Humanizamos al mundo y esperamos idealizados que éste se exprese como si fuera un ramillete de emociones caóticas que armonicen con las nuestras. Humanizamos al árbol, al perro, a las nubes, a los juguetes. Nos responden con hojas, saliva, lluvia y movimientos orquestados. Preferimos la fantasía a pensar. Pensar, como dijo Hiriat, obliga.

En ocasiones entendemos por obligación una forma de coerción. Rehusamos toda sujeción e incluso ciertas responsabilidades. En las habituales ruedas de prensa por motivos pandémicos, podemos atestiguar cómo algunos periodistas hacen uso de todos los recursos posibles antes de aceptar que no entienden a sus interlocutores.

También observamos a toneladas de políticos negando hasta el cansancio las verdades que sus propios actos les escupen como resultados. En las redes sociales, una noticia falsa es más viral que un adelanto médico. Estas actitudes muestran nuestra preferencia para circular por la incertidumbre jugando con ensoñaciones. Freud consideró a Schnitzler como un investigador de las profundidades psicológicas.

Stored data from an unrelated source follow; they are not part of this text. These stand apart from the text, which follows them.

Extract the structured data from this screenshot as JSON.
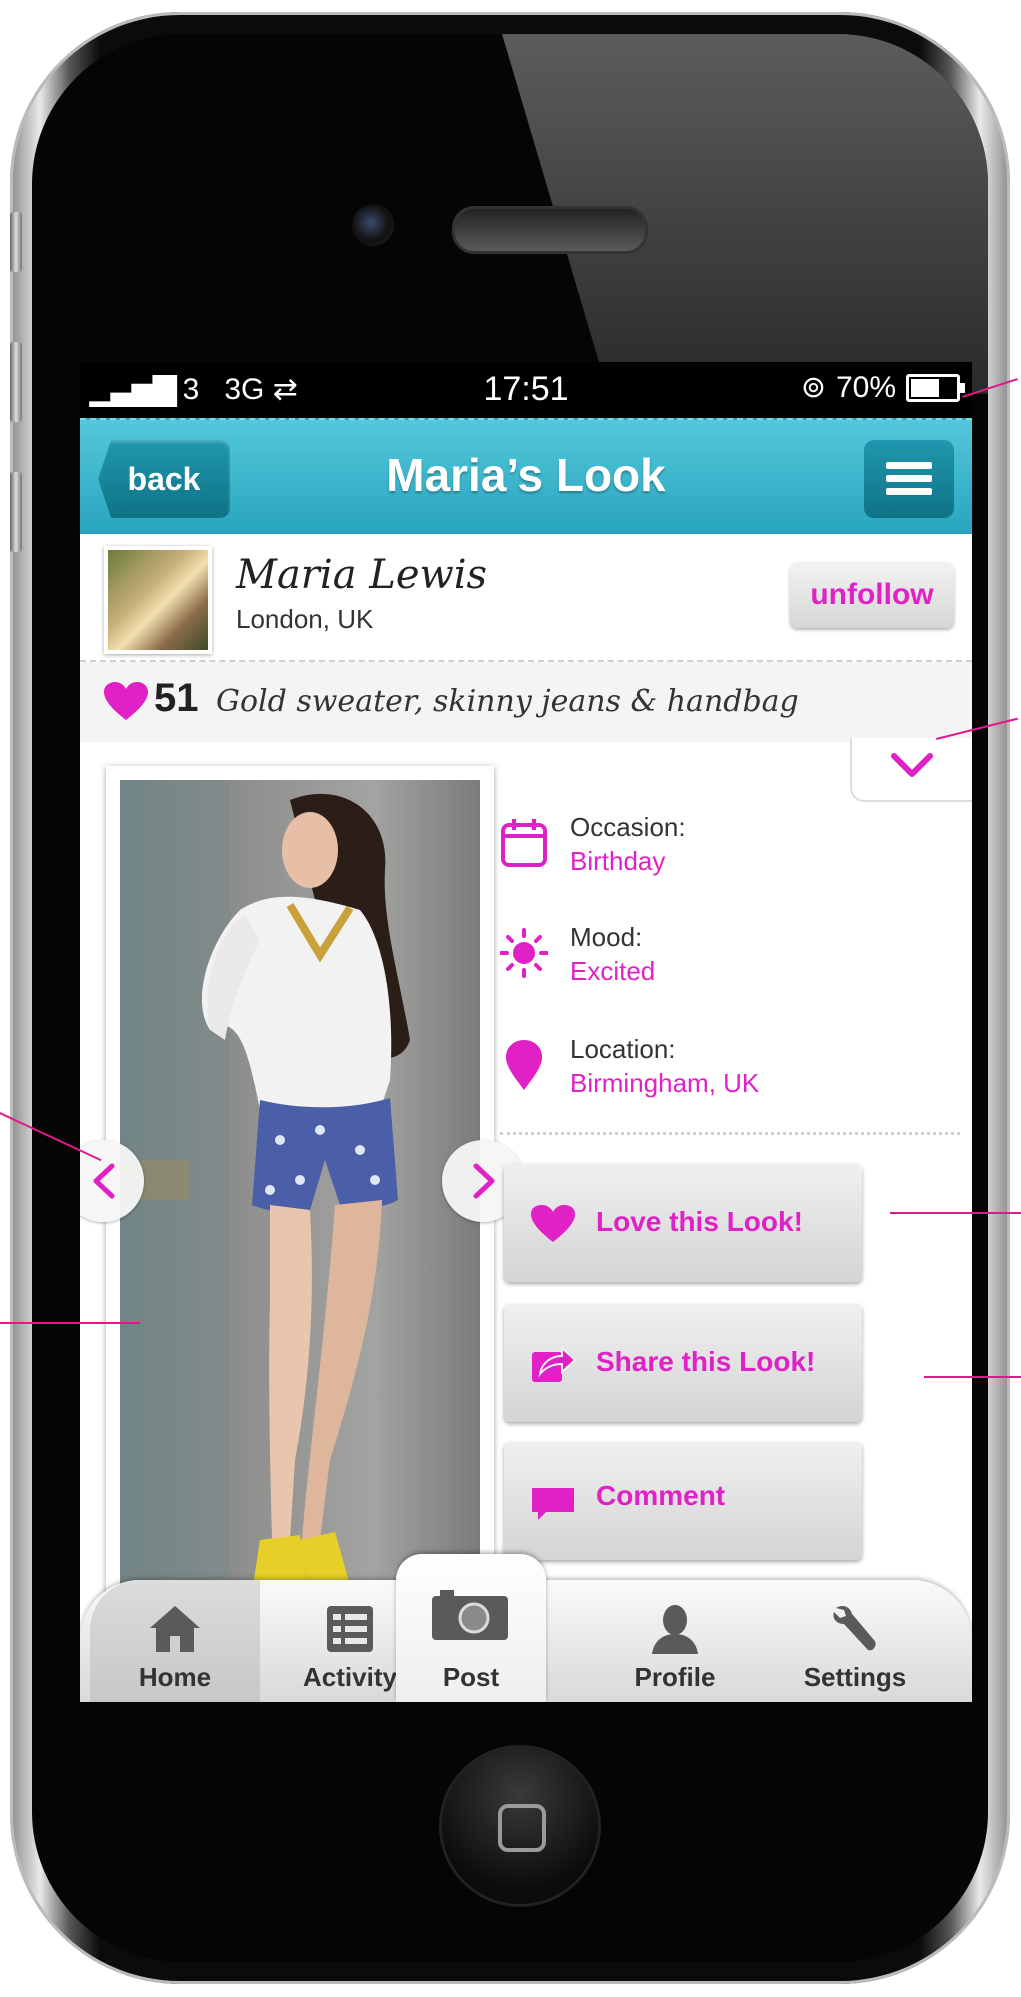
{
  "status_bar": {
    "carrier": "3",
    "network": "3G",
    "time": "17:51",
    "battery": "70%"
  },
  "nav": {
    "back_label": "back",
    "title": "Maria’s Look"
  },
  "user": {
    "name": "Maria Lewis",
    "location": "London, UK",
    "follow_label": "unfollow"
  },
  "look": {
    "likes": "51",
    "title": "Gold sweater, skinny jeans & handbag"
  },
  "details": [
    {
      "label": "Occasion:",
      "value": "Birthday",
      "icon": "calendar-icon"
    },
    {
      "label": "Mood:",
      "value": "Excited",
      "icon": "sun-icon"
    },
    {
      "label": "Location:",
      "value": "Birmingham, UK",
      "icon": "location-pin-icon"
    }
  ],
  "actions": {
    "love": "Love this Look!",
    "share": "Share this Look!",
    "comment": "Comment"
  },
  "tabs": [
    {
      "label": "Home",
      "icon": "house-icon"
    },
    {
      "label": "Activity",
      "icon": "list-icon"
    },
    {
      "label": "Post",
      "icon": "camera-icon"
    },
    {
      "label": "Profile",
      "icon": "person-icon"
    },
    {
      "label": "Settings",
      "icon": "wrench-icon"
    }
  ],
  "colors": {
    "accent": "#e021c6",
    "navbar": "#2eabc3",
    "callout": "#e0198a"
  }
}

En 1922, le escribió una carta en la que confiesa haberlo evitado por una especie de temor del sosia, un tipo de miedo producido por un parentesco extremo. A Freud le producía una inquietante familiaridad el nivel de penetración en las profundidades del inconsciente que lograba el escritor vienés. Sobra decir que Freud estudió y explicó las intrincadas ondulaciones de la vida psíquica, el espacio donde se gesta la preferencia por la ignorancia. Quizá, hay una solución al enigma que eclipsa tanto a Anatol como a la humanidad y puede encontrarse en el diálogo entre Edipo y la esfinge: escucha, aún cuando no quieras.